I wasn't surprised by the betrayal, which was what shocked me the most (after all, I trusted Magnolia; surely she could have found someone else going through the exact same thing as me). Then, as the numbness subsided, giving place to the brutal impact of everything I hadn't allowed myself to feel until that very moment—anger, disappointment, regret, guilt.
I was blinded by emotion, suffocating under the heavy weight of it all, and didn't care about her apologies or explanations. I didn't care that she hadn't named me or my family and had left out any identifying information. All I saw was scarlet around me.
I cared that I had trusted her with something so deeply personal, and she had fattened me up like a pig for slaughter just to prove a point. She had won.
I promised myself I would never lose again. I launched myself into a smear campaign, ensuring she wouldn't be welcome at the games or at the parties, and made sure she knew I was done with her. I couldn't tell the truth to anyone without ruining my family, so I took the fall by dragging my reputation down with me—I broke her heart in front of my friends, in front of her friends, and Andy was the only one besides the two of us who knew the full truth. I eventually came clean to my family, explaining I'd done what I could to protect them, but it was too little too late.
To everyone else on campus, I'd humiliated her. I was a terrible person, a terrible boyfriend, and a bully. At least my family was safe.
After she'd done what she did, I hooked up with more girls than I can count now, but, once the school year was over, all I could do was wallow in my misery during the summer. I'd still told my family the truth, but I was terrified I'd broken their trust in me, which kept me trapped in that cycle.
"I don't know how to trust people, and I can't help but feel like it's somewhat deserved," I whisper.

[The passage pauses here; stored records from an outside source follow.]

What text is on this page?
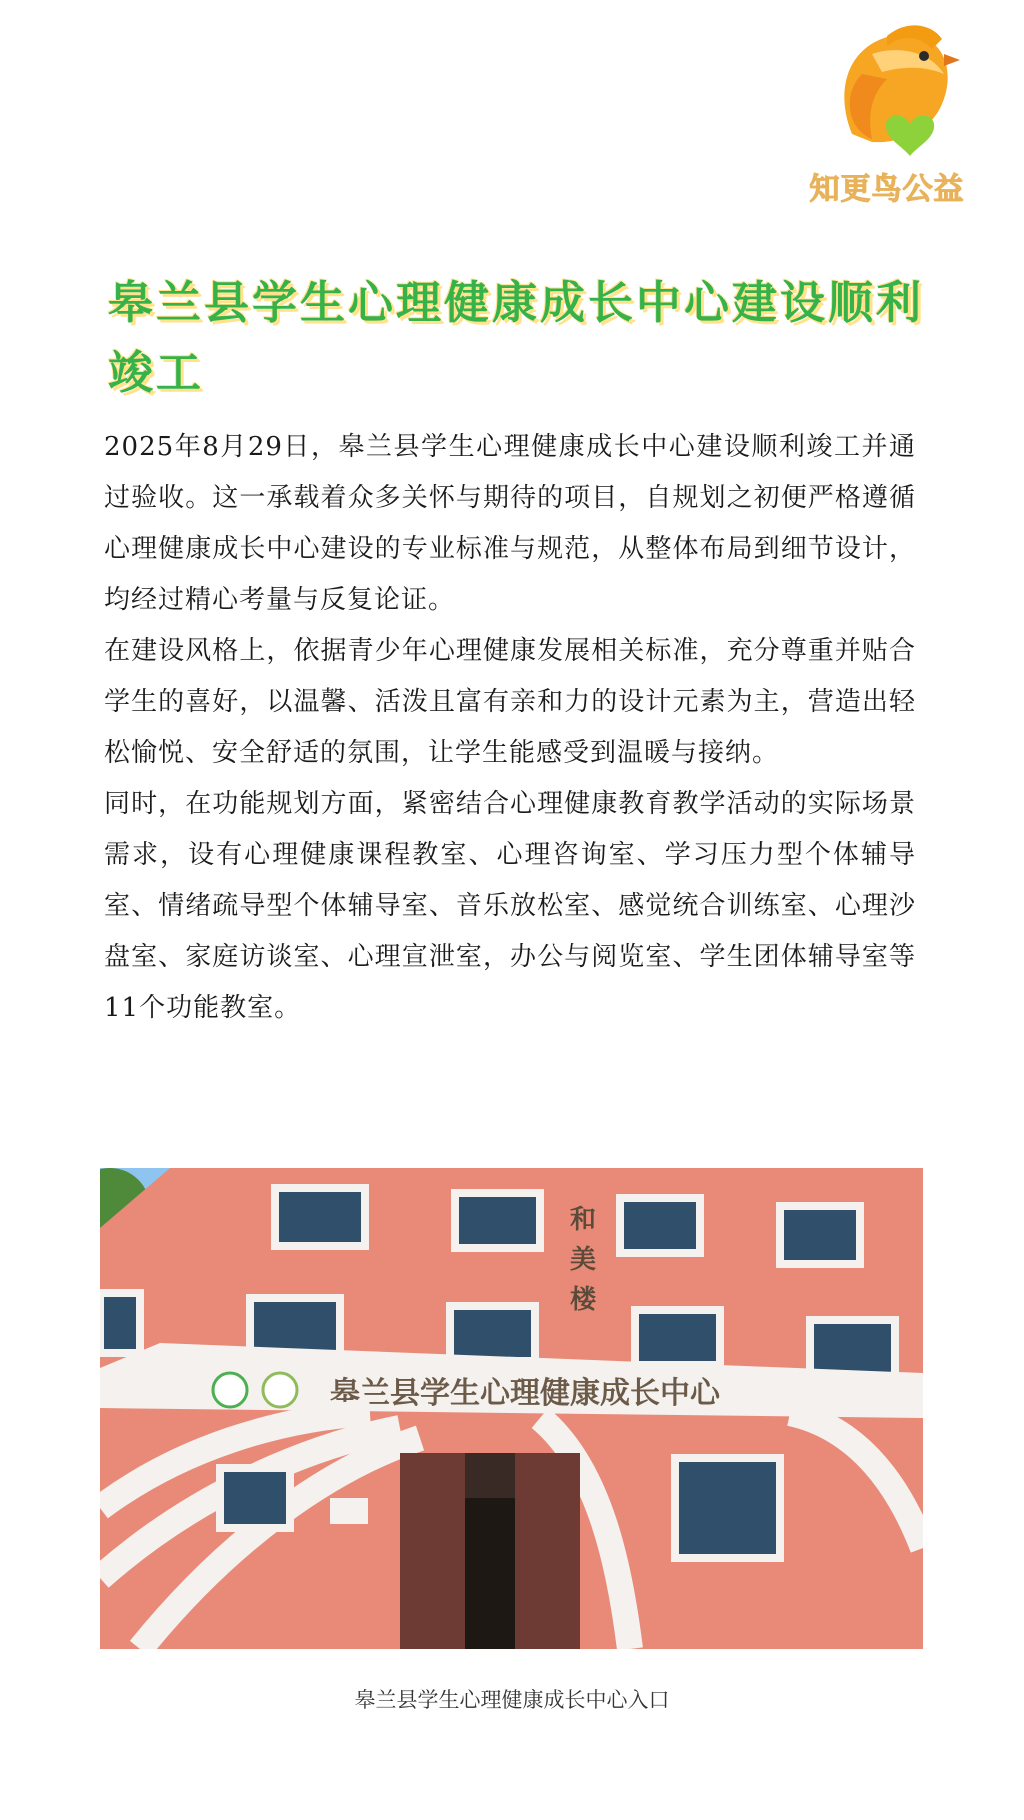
知更鸟公益
皋兰县学生心理健康成长中心建设顺利竣工

2025年8月29日，皋兰县学生心理健康成长中心建设顺利竣工并通过验收。这一承载着众多关怀与期待的项目，自规划之初便严格遵循心理健康成长中心建设的专业标准与规范，从整体布局到细节设计，均经过精心考量与反复论证。

在建设风格上，依据青少年心理健康发展相关标准，充分尊重并贴合学生的喜好，以温馨、活泼且富有亲和力的设计元素为主，营造出轻松愉悦、安全舒适的氛围，让学生能感受到温暖与接纳。

同时，在功能规划方面，紧密结合心理健康教育教学活动的实际场景需求，设有心理健康课程教室、心理咨询室、学习压力型个体辅导室、情绪疏导型个体辅导室、音乐放松室、感觉统合训练室、心理沙盘室、家庭访谈室、心理宣泄室，办公与阅览室、学生团体辅导室等11个功能教室。

和
美
楼
皋兰县学生心理健康成长中心
皋兰县学生心理健康成长中心入口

Brie's tear-filled eyes look up at me, and all I want to do is bury my face in the crook of her neck, inhale the sweet scent of her, and fall asleep. I want my brain to quiet down. I want it all to go away. "Had she told me the truth right away, I would've understood. I would've helped her. Wasn't I supposed to be there for her?"
"Hey, no." She cups my cheek with her hand to get me to stay put instead of looking away in shame. I feared I'd find judgment in her eyes, but all that stares back at me is understanding. "You might not have gone about it in the best way, but no one blames you for feeling hurt and betrayed. Anyone would if they felt like they had been used, especially when it comes to something so deeply personal. You reacted emotionally. It happens. No living person can be fully rational at all times, and sometimes we have to fail."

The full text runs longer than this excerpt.